Confesso que nunca tinha
pensado nisto para o episódio evangélico narrado na liturgia da Missa do IV
domingo do Advento, no Ano C (Lc 1,39-45). Porém, a homilia do Bispo
de Santarém na Missa a que presidiu na catedral daquela cidade episcopal,
transmitida pela Rádio Renascença,
fez-me pensar.
Dom José Traquina, como era
de esperar, referiu a proximidade da Solenidade do Natal do Senhor, feito
menino nascido na humildade do presépio belemita. E sublinhou que até a escolha
dessa cidade, pequeníssima e sem valor político e social, a não ser o de
possuir título de cidade de David, era sinal de opção de Deus pela simplicidade
e pela pobreza.
***
Na verdade, o profeta Miqueias (vd Mq
5,1-4a), no século VIII a. C., chama a atenção para a pequenez da cidade de Belém,
onde irá nascer o Salvador, falando-nos de humildade também através do local
que escolheu para nascer: “De
ti, Belém-Efratá, pequena entre as cidades de Judá, de ti sairá aquele que há
de reinar sobre Israel”.
A tradição judaica (cf Rt 4,11;
1 Sm 16,1-13;
17,12; e o Talmud: Pesahim 51,1; Nedarim 39,2) e a cristã (cf Mt 2,
4-6; Jo 7,40-42) consideram esta profecia referida
ao lugar do nascimento de Cristo. Beth-léhem significa
casa do pão; e Efratá (fecunda) distingue-a da homónima Belém,
na Galileia.
A propósito de
Miqueias considerar Belém “pequena entre as cidades…” (superlativo hebraico, a significar a mais pequena das cidades), Mateus (Mt 2,4-6) cita o texto fazendo uma leitura
atualizada para mostrar que em Jesus se cumpre esta profecia.

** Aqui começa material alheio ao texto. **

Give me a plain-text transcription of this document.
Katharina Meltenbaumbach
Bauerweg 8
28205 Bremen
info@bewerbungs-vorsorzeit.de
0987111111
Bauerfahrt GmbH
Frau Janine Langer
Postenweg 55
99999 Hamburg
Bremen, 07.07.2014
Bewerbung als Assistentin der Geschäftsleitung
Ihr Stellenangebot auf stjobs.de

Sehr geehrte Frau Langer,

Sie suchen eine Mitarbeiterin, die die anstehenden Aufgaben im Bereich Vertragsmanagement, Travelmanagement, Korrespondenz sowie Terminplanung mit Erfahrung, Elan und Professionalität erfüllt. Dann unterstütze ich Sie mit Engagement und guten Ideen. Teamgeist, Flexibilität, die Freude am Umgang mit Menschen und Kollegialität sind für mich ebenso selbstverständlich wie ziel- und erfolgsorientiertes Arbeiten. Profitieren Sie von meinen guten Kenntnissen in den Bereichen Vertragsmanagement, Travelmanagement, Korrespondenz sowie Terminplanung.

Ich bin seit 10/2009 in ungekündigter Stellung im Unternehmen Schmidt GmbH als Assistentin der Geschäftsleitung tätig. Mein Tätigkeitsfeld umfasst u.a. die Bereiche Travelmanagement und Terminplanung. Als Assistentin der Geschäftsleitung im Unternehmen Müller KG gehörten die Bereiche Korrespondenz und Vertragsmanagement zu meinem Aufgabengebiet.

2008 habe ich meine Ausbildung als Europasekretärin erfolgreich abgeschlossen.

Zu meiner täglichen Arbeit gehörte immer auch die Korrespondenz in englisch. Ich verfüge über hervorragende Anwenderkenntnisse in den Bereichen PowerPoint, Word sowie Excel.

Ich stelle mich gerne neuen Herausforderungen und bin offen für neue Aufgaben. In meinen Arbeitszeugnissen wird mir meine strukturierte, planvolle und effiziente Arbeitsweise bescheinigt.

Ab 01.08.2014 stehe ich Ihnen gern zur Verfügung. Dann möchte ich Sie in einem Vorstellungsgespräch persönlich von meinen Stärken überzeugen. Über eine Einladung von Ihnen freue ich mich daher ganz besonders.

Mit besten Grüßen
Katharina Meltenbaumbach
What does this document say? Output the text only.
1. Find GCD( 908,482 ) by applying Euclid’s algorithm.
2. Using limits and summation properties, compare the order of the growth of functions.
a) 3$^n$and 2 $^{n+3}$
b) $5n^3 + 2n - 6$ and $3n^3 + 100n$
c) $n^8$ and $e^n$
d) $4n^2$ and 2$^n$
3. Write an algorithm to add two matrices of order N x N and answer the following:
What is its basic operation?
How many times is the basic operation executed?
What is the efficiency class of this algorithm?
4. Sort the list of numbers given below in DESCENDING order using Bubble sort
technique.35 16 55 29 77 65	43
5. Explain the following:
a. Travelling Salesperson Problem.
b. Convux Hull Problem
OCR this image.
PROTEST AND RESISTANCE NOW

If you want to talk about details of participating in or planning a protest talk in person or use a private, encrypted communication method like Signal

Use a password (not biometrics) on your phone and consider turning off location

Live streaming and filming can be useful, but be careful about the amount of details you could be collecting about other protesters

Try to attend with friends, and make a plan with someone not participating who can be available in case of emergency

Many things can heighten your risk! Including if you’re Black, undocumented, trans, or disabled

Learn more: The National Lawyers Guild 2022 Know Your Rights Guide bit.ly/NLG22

Para isso recorre
ao deraxe (recurso
de atualização próprio da hermenêutica judaica, o chamado al-tiqrey: “não leias”), que tem em conta que em hebraico
não se escreviam as vogais. Assim, a palavra hebraica com que se diz “as
cidades de” (alfey) é lida
com outras vogais de modo a significar “as principais (ou príncipes) de” (al-lufey). Nestes termos, pode Mateus dizer,
não falseando o texto, mas interpretando-o: “Não és de modo nenhum a menor entre
as principais cidades de Judá”.
Segundo Miqueias,
Aquele que há de reinar em Israel é anterior ao tempo (“as suas origens remontam
aos tempos de outrora, aos dias mais antigos”), portanto, eterno e divino. Isaías diz de outro modo a mesma
realidade:
“Um menino nasceu para
nós, um filho nos foi dado; tem a soberania sobre os seus ombros, e o seu
nome é: Conselheiro-Admirável, Deus herói, Pai-Eterno, Príncipe da paz” (Is 9,5).
É o que Miqueias
conclui no v. 4: “Ele
será a Paz” – o que parece ser citado em Ef
2,14.
E este profeta fala dum abandono provisório desta
cidade e, em certa medida, dos tempos de outrora até chegar o tempo daquela “que há de ser mãe”. Assim, este tempo, plasmado na
profecia de Isaías (Is 7,14: “a jovem está grávida e vai dar à luz um filho, e há de
pôr-lhe o nome de Emanuel”) vem realizar-se em Maria:
“Hás de
conceber no teu seio e dar à luz um filho, ao qual porás o nome de Jesus. Será
grande e vai chamar-se Filho do Altíssimo (Lc 1,31-32). […] Completaram-se os
dias de ela dar à luz e teve o seu filho primogénito, que envolveu em panos e
recostou numa manjedoura, por não haver lugar para eles na hospedaria (Lc
2,6-7).”.
O nascimento do Messias em Belém não
acontece por acaso. Nascerá em Belém e não numa grande cidade como Jerusalém,
porque, se fora o orgulho a causa da cegueira dos nossos primeiros pais, de
tantos dirigentes do povo de Israel e dos demais povos, Ele vem, desde logo,
ensinar o caminho oposto, o único verdadeiro, o da humildade, mesmo desconcertante.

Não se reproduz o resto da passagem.